Individual clients coming for recreational tourism generally account for just a quarter of the total, Adrien Genier, head of the Geneva Tourism, told reporters recently.
The remaining three-quarters are booked for people attending business congresses and seminars, or clients connected with large summits and meetings hosted by the United Nations and other international organisations.
But now, “there are no more congresses, no more business tourism, and the UN is barely moving. That makes Geneva the hardest-hit city in Switzerland,” Lavalley said.
During the first seven months of the year, Geneva hotels saw night stays shrink by 63 percent compared with the same period last year, and the full-year number is expected to be 75 percent lower, he said.
With its 126 hotels and 10,000 rooms, Lavalley says Geneva has one of the world’s highest hotel density — a measure of the number of hotel rooms compared to the number of inhabitants.
If nothing is done to fix the situation, the sector “will be heavily impacted by closures and bankruptcies,” Lavalley said, warning that many more risked ending up like Richemond, which was forced to close after 145 years in business.
– ‘Bottom of the pit’ –
Meanwhile, neighbouring towns that usually profit from their proximity to Geneva are suffering as well.
In Lausanne, around 60 kilometres (37 miles) further down the shores of Lake Geneva, one establishment at least is preparing to close next month, Stefano Brunetti-Imfeld, head of that city’s hotel association, told AFP.
Lausanne is home to more than 50 international sporting federations, as well as the headquarters of the International Olympic Committee (IOC), and it is suffering from a slowdown of its own.

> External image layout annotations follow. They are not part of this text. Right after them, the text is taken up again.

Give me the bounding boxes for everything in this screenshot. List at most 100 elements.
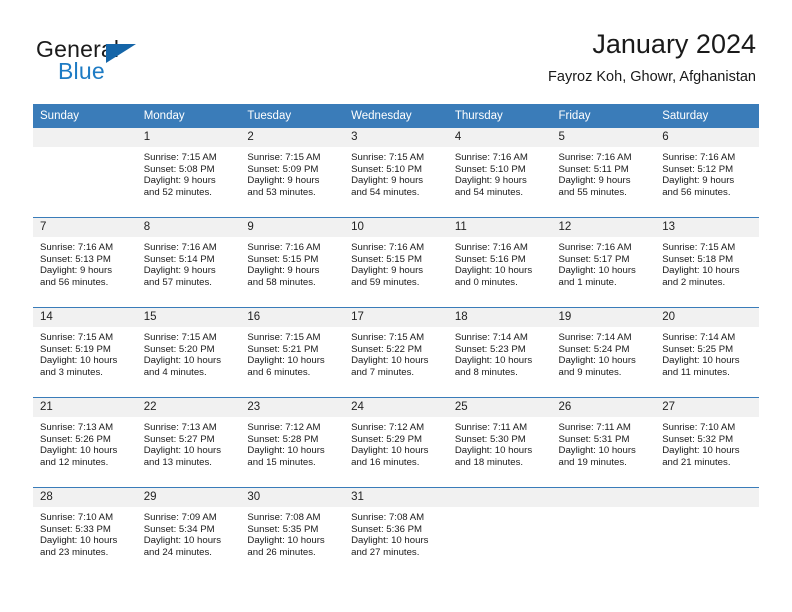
day-details: Sunrise: 7:14 AM Sunset: 5:25 PM Daylight:… [655, 327, 759, 378]
day-cell[interactable]: 3 Sunrise: 7:15 AM Sunset: 5:10 PM Daylight… [344, 128, 448, 218]
day-cell[interactable]: 16 Sunrise: 7:15 AM Sunset: 5:21 PM Dayligh… [240, 307, 345, 398]
daylight-text-line2: and 23 minutes. [40, 546, 109, 558]
daylight-text-line1: Daylight: 9 hours [351, 265, 424, 277]
sunrise-text: Sunrise: 7:15 AM [351, 332, 425, 343]
sunrise-text: Sunrise: 7:08 AM [247, 512, 321, 523]
sunset-text: Sunset: 5:12 PM [662, 163, 734, 175]
day-number: 18 [447, 308, 552, 327]
day-details: Sunrise: 7:13 AM Sunset: 5:27 PM Daylight:… [137, 417, 241, 468]
day-cell[interactable]: 10 Sunrise: 7:16 AM Sunset: 5:15 PM Dayligh… [344, 217, 448, 308]
week-row: 1 Sunrise: 7:15 AM Sunset: 5:08 PM Daylight… [33, 128, 759, 218]
daylight-text-line2: and 1 minute. [558, 276, 617, 288]
daylight-text-line1: Daylight: 10 hours [247, 535, 325, 547]
day-cell[interactable]: 13 Sunrise: 7:15 AM Sunset: 5:18 PM Dayligh… [655, 217, 759, 308]
day-cell[interactable]: 23 Sunrise: 7:12 AM Sunset: 5:28 PM Dayligh… [240, 397, 345, 488]
day-cell[interactable]: 5 Sunrise: 7:16 AM Sunset: 5:11 PM Daylight… [551, 128, 656, 218]
day-cell[interactable]: 14 Sunrise: 7:15 AM Sunset: 5:19 PM Dayligh… [33, 307, 137, 398]
sunrise-text: Sunrise: 7:12 AM [351, 422, 425, 433]
day-cell[interactable]: 6 Sunrise: 7:16 AM Sunset: 5:12 PM Daylight… [655, 128, 759, 218]
day-number: 21 [33, 398, 137, 417]
day-details: Sunrise: 7:16 AM Sunset: 5:15 PM Daylight:… [344, 237, 448, 288]
sunrise-text: Sunrise: 7:13 AM [143, 422, 217, 433]
sunrise-text: Sunrise: 7:13 AM [40, 422, 114, 433]
sunset-text: Sunset: 5:34 PM [143, 523, 215, 535]
day-details: Sunrise: 7:15 AM Sunset: 5:09 PM Daylight:… [240, 147, 344, 198]
sunrise-text: Sunrise: 7:16 AM [558, 242, 632, 253]
sunrise-text: Sunrise: 7:16 AM [454, 152, 528, 163]
day-cell[interactable] [655, 487, 759, 577]
page-header: General Blue January 2024 Fayroz Koh, Gh… [0, 0, 792, 100]
day-details: Sunrise: 7:15 AM Sunset: 5:19 PM Daylight:… [33, 327, 137, 378]
day-cell[interactable]: 20 Sunrise: 7:14 AM Sunset: 5:25 PM Dayligh… [655, 307, 759, 398]
day-cell[interactable]: 28 Sunrise: 7:10 AM Sunset: 5:33 PM Dayligh… [33, 487, 137, 577]
day-cell[interactable]: 17 Sunrise: 7:15 AM Sunset: 5:22 PM Dayligh… [344, 307, 448, 398]
day-cell[interactable]: 29 Sunrise: 7:09 AM Sunset: 5:34 PM Dayligh… [136, 487, 241, 577]
day-cell[interactable]: 26 Sunrise: 7:11 AM Sunset: 5:31 PM Dayligh… [551, 397, 656, 488]
day-cell[interactable]: 15 Sunrise: 7:15 AM Sunset: 5:20 PM Dayligh… [136, 307, 241, 398]
day-cell[interactable]: 25 Sunrise: 7:11 AM Sunset: 5:30 PM Dayligh… [447, 397, 552, 488]
day-number: 7 [33, 218, 137, 237]
daylight-text-line1: Daylight: 9 hours [351, 175, 424, 187]
daylight-text-line1: Daylight: 10 hours [143, 445, 222, 457]
day-number [447, 488, 552, 507]
sunrise-text: Sunrise: 7:15 AM [40, 332, 114, 343]
weekday-header-monday: Monday [136, 104, 241, 128]
day-cell[interactable]: 11 Sunrise: 7:16 AM Sunset: 5:16 PM Dayligh… [447, 217, 552, 308]
day-details: Sunrise: 7:15 AM Sunset: 5:22 PM Daylight:… [344, 327, 448, 378]
week-row: 14 Sunrise: 7:15 AM Sunset: 5:19 PM Dayligh… [33, 307, 759, 398]
sunrise-text: Sunrise: 7:09 AM [143, 512, 217, 523]
day-number: 24 [344, 398, 448, 417]
day-number: 16 [240, 308, 345, 327]
day-number: 14 [33, 308, 137, 327]
daylight-text-line2: and 19 minutes. [558, 456, 627, 468]
sunrise-text: Sunrise: 7:12 AM [247, 422, 321, 433]
day-details [655, 507, 759, 512]
day-number: 1 [136, 128, 241, 147]
day-details: Sunrise: 7:16 AM Sunset: 5:17 PM Daylight:… [552, 237, 656, 288]
day-number: 20 [655, 308, 759, 327]
day-cell[interactable]: 19 Sunrise: 7:14 AM Sunset: 5:24 PM Dayligh… [551, 307, 656, 398]
day-details: Sunrise: 7:16 AM Sunset: 5:13 PM Daylight:… [33, 237, 137, 288]
sunset-text: Sunset: 5:09 PM [247, 163, 319, 175]
day-cell[interactable] [33, 128, 137, 218]
daylight-text-line2: and 0 minutes. [454, 276, 518, 288]
day-cell[interactable]: 21 Sunrise: 7:13 AM Sunset: 5:26 PM Dayligh… [33, 397, 137, 488]
day-cell[interactable]: 4 Sunrise: 7:16 AM Sunset: 5:10 PM Daylight… [447, 128, 552, 218]
sunset-text: Sunset: 5:19 PM [40, 343, 111, 355]
daylight-text-line2: and 55 minutes. [558, 186, 627, 198]
week-row: 21 Sunrise: 7:13 AM Sunset: 5:26 PM Dayligh… [33, 397, 759, 488]
day-details: Sunrise: 7:10 AM Sunset: 5:33 PM Daylight:… [33, 507, 137, 558]
day-details: Sunrise: 7:15 AM Sunset: 5:21 PM Daylight:… [240, 327, 344, 378]
sunset-text: Sunset: 5:15 PM [351, 253, 423, 265]
sunset-text: Sunset: 5:28 PM [247, 433, 319, 445]
day-cell[interactable]: 12 Sunrise: 7:16 AM Sunset: 5:17 PM Dayligh… [551, 217, 656, 308]
sunrise-text: Sunrise: 7:15 AM [247, 152, 321, 163]
day-cell[interactable] [447, 487, 552, 577]
sunrise-text: Sunrise: 7:16 AM [143, 242, 217, 253]
daylight-text-line1: Daylight: 10 hours [351, 445, 429, 457]
day-cell[interactable]: 22 Sunrise: 7:13 AM Sunset: 5:27 PM Dayligh… [136, 397, 241, 488]
day-details [552, 507, 656, 512]
daylight-text-line2: and 3 minutes. [40, 366, 103, 378]
day-cell[interactable]: 9 Sunrise: 7:16 AM Sunset: 5:15 PM Daylight… [240, 217, 345, 308]
daylight-text-line1: Daylight: 10 hours [351, 355, 429, 367]
day-cell[interactable]: 1 Sunrise: 7:15 AM Sunset: 5:08 PM Daylight… [136, 128, 241, 218]
sunset-text: Sunset: 5:21 PM [247, 343, 319, 355]
day-cell[interactable]: 7 Sunrise: 7:16 AM Sunset: 5:13 PM Daylight… [33, 217, 137, 308]
day-cell[interactable]: 18 Sunrise: 7:14 AM Sunset: 5:23 PM Dayligh… [447, 307, 552, 398]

“All of those people are staying home, not coming to work, are barred from travelling or from bringing people in,” said Brunetti-Imfeld, whose family has run the Hotel de La Paix in downtown Lausanne since 1954.
Amid this “completely unprecedented situation”, hotel owners in Geneva and surrounding areas have pleaded with Switzerland’s federal government and regional authorities to create a fund to help cover their losses and allow them to stay afloat until things turn around.
They have also urged authorities to seek a better balance between health and economic interests.
Each restriction and each limitation has an “immediate and devastating” impact on hotel stays, Brunetti-Imfeld said, pointing for instance to Switzerland’s recent decision to place much of France, including Paris, on its red list, requiring any travellers from there to quarantine.
Lavalley meanwhile insisted that finding “middle-ground” between health and economic interests was needed “to allow us to climb up from the bottom of this pit”.